Vigil Mass – Luke 24:1-12
But at daybreak on the first day of the week they took the spices they had prepared and went to the tomb. They found the stone rolled away from the tomb; but when they entered; they did not find the body of the Lord Jesus. While they were puzzling over this, behold, two men in dazzling garments appeared to them. They were terrified and bowed their faces to the ground. They said to them, “Why do you seek the living one among the dead? He is not here, but he has been raised. Remember what he said to you while he was still in Galilee, that the Son of Man must be handed over to sinners and be crucified, and rise on the third day.” And they remembered his words. Then they returned from the tomb and announced all these things to the eleven and to all the others. The women were Mary Magdalene, Joanna, and Mary the mother of James; the others who accompanied them also told this to the apostles, but their story seemed like nonsense and they did not believe them. But Peter got up and ran to the tomb, bent down, and saw the burial cloths alone; then he went home amazed at what had happened.
The focus of this gospel text is the empty tomb in which Jesus had been placed. The empty tomb, of itself, is not a proof that Jesus had risen from the dead. The body could have been stolen. However, if someone had taken the body, whether a disciple or a person with malicious intention, they probably would not have left the burial cloth behind and taken just the corpse. What the empty tomb also suggests is that Jesus’ resurrection is not like the “coming to life” of Jairus’ daughter, or the son of the widow at Nain, or Lazarus.

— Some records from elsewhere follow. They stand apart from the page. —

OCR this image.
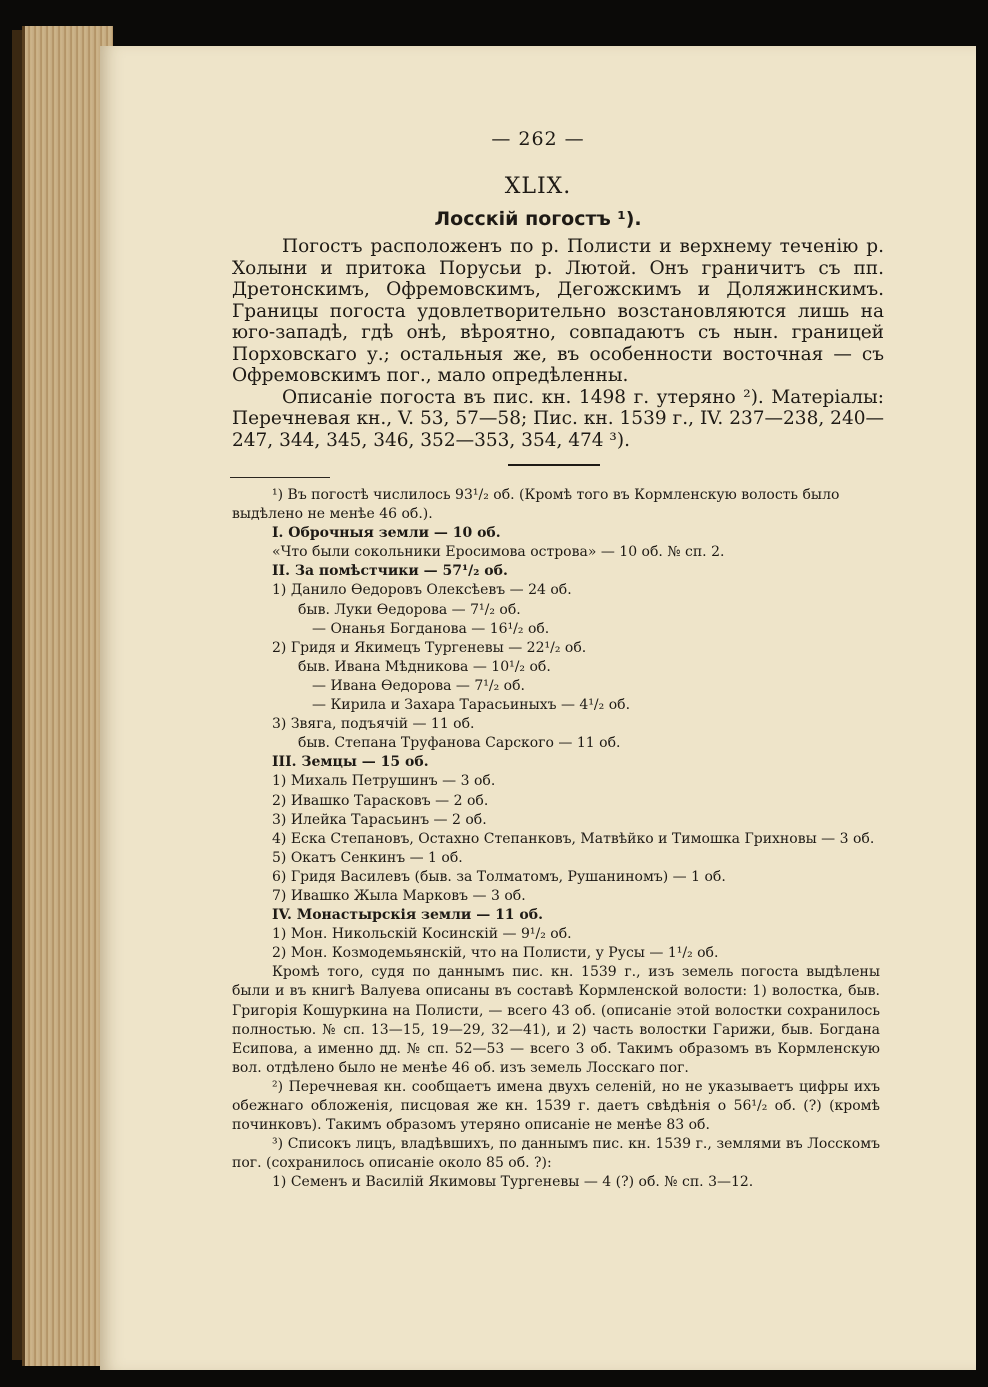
— 262 —
XLIX.
Лосскій погостъ ¹).

Погостъ расположенъ по р. Полисти и верхнему теченію р. Холыни и притока Порусьи р. Лютой. Онъ граничитъ съ пп. Дретонскимъ, Офремовскимъ, Дегожскимъ и Доляжинскимъ. Границы погоста удовлетворительно возстановляются лишь на юго-западѣ, гдѣ онѣ, вѣроятно, совпадаютъ съ нын. границей Порховскаго у.; остальныя же, въ особенности восточная — съ Офремовскимъ пог., мало опредѣленны.

Описаніе погоста въ пис. кн. 1498 г. утеряно ²). Матеріалы: Перечневая кн., V. 53, 57—58; Пис. кн. 1539 г., IV. 237—238, 240—247, 344, 345, 346, 352—353, 354, 474 ³).

¹) Въ погостѣ числилось 93¹/₂ об. (Кромѣ того въ Кормленскую волость было
выдѣлено не менѣе 46 об.).
I. Оброчныя земли — 10 об.
«Что были сокольники Еросимова острова» — 10 об. № сп. 2.
II. За помѣстчики — 57¹/₂ об.
1) Данило Өедоровъ Олексѣевъ — 24 об.
быв. Луки Өедорова — 7¹/₂ об.
— Онанья Богданова — 16¹/₂ об.
2) Гридя и Якимецъ Тургеневы — 22¹/₂ об.
быв. Ивана Мѣдникова — 10¹/₂ об.
— Ивана Өедорова — 7¹/₂ об.
— Кирила и Захара Тарасьиныхъ — 4¹/₂ об.
3) Звяга, подъячій — 11 об.
быв. Степана Труфанова Сарского — 11 об.
III. Земцы — 15 об.
1) Михаль Петрушинъ — 3 об.
2) Ивашко Тарасковъ — 2 об.
3) Илейка Тарасьинъ — 2 об.
4) Еска Степановъ, Остахно Степанковъ, Матвѣйко и Тимошка Грихновы — 3 об.
5) Окатъ Сенкинъ — 1 об.
6) Гридя Василевъ (быв. за Толматомъ, Рушаниномъ) — 1 об.
7) Ивашко Жыла Марковъ — 3 об.
IV. Монастырскія земли — 11 об.
1) Мон. Никольскій Косинскій — 9¹/₂ об.
2) Мон. Козмодемьянскій, что на Полисти, у Русы — 1¹/₂ об.

Кромѣ того, судя по даннымъ пис. кн. 1539 г., изъ земель погоста выдѣлены были и въ книгѣ Валуева описаны въ составѣ Кормленской волости: 1) волостка, быв. Григорія Кошуркина на Полисти, — всего 43 об. (описаніе этой волостки сохранилось полностью. № сп. 13—15, 19—29, 32—41), и 2) часть волостки Гарижи, быв. Богдана Есипова, а именно дд. № сп. 52—53 — всего 3 об. Такимъ образомъ въ Кормленскую вол. отдѣлено было не менѣе 46 об. изъ земель Лосскаго пог.

²) Перечневая кн. сообщаетъ имена двухъ селеній, но не указываетъ цифры ихъ обежнаго обложенія, писцовая же кн. 1539 г. даетъ свѣдѣнія о 56¹/₂ об. (?) (кромѣ починковъ). Такимъ образомъ утеряно описаніе не менѣе 83 об.

³) Списокъ лицъ, владѣвшихъ, по даннымъ пис. кн. 1539 г., землями въ Лосскомъ пог. (сохранилось описаніе около 85 об. ?):

1) Семенъ и Василій Якимовы Тургеневы — 4 (?) об. № сп. 3—12.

The women are coming to the tomb with the intention of completing the burial ritual. They, like the other disciples, seem either to have forgotten or to be unaware of the times that Jesus predicted that he would be rejected, suffer, and die, but then would rise from the dead. (Luke 9:22; 9:43b-45; 18:31-34) They did not expect to find the stone removed from the entrance and the tomb empty. The two men in dazzling garments would be understood to be angels. They both tell the women that Jesus is not here among the dead, and they remind them of what Jesus has told them of both his passion and his resurrection. The women’s response is typical of one who encounters the presence of the holy: fear, wonder, and silence. Luke states that the women remembered what had been said, and then went to tell the other disciples. Luke’s text is different from Mark’s Gospel, where, even though the women are told to go and tell Peter and the disciples, they flee in fear. (Mark 16:1-8) When the women returned to the disciples and the others, they were not believed, because their report seemed like nonsense. Even Peter, who had gone to the tomb and found it empty, just as the women did, does not seem to believe that Jesus has been raised. He is amazed at the experience, but does not yet profess to the disciples any significance to the empty tomb.
1. Place yourself in the room where the disciples have gathered after the crucifixion. What are some of the emotions that are present among them?
2. When you hear Luke report that two women went to the tomb with spices to anoint the body of Jesus…
3. Can you imagine yourself at the tomb being asked why you are here at the tomb with your oil and spices, looking for the body of Jesus, and being reminded of what he had said about his death and resurrection? What feelings are going through you?
4. Can you take some time to talk with God about whatever is going through you as you reflect on the gospel?